Mick Bhatia, scientific director of the McMaster Stem Cell and Cancer Research Institute in Hamilton, said the report is significant because it describes for the first time the exact route, "the stop signs and signals" an embryonic stem cell takes to become a cardiac cell and the steps needed to direct it.

"It's helpful as we start thinking about using these cells toward therapies," Dr. Bhatia said. "We still don't know if that's going to give us what we want - which is to regenerate a heart in a human - but it is a step in the right direction."

The research team identified the progenitor cell by a protein marker, known as KDR, on the surface of the cells after they had been exposed to a sequence of particular growth factors, or proteins. Once the progenitors were identified, Dr. Keller said it took about five or six days for them to grow into the three types of mature heart cells in a special culture.

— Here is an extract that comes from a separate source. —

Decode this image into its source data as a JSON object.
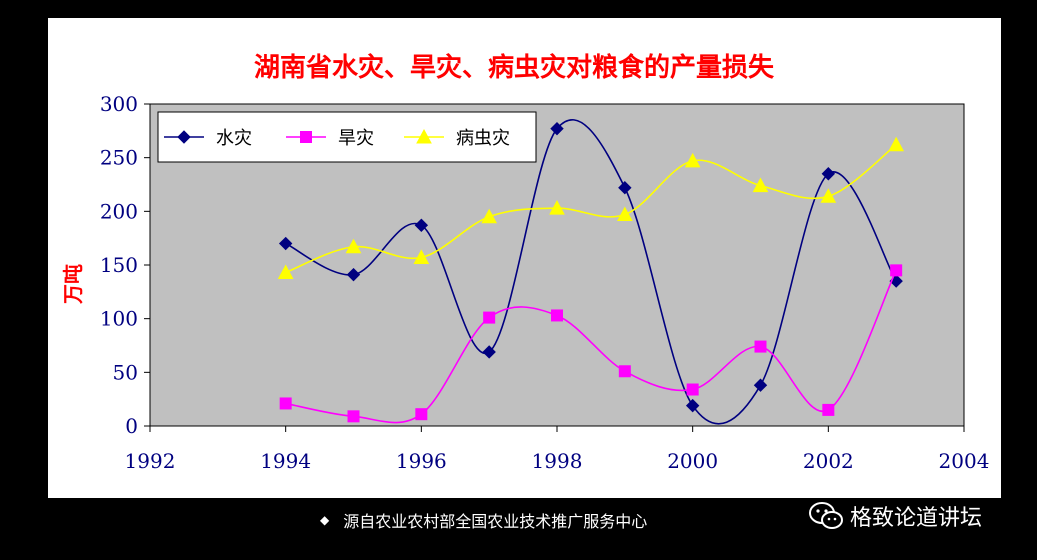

While the method produces high numbers of heart cells, he said it would still have to be "scaled up" from a Petri dish to generate enough heart cells for a tissue graft implant of some kind, he said.

The team relied on human embryonic stem cell lines from Singapore and the U.S. to do the work. Research on human embryonic stem cells remains controversial because, generally, embryos must be destroyed to harvest the cells.

But Dr. Keller noted that the cell lines used in the experiment were approved by both Canada's Stem Cell Oversight Committee and the U.S. National Institutes of Health.

However, Dr. Keller said efforts are now under way to reproduce their results with "reprogrammed" stem cells. Scientists from the U.S. and Japan announced last fall that they had managed to "reprogram" ordinary human cells to behave like embryonic stem cells with the addition of four genes.

Research into the potential and safety of the reprogrammed cells is ongoing. But they are considered ethically acceptable in contrast to stem cells from human embryos, and more valuable for medical treatments. This is because a cell could be taken from a patient, reprogrammed and, theoretically, used to produce a stem cell therapy or tissue transplant that would perfectly match the cells of the patient in need.

"The important test will be whether the reprogrammed cells will behave the same way [in producing the heart progenitor cells]" Dr. Keller said.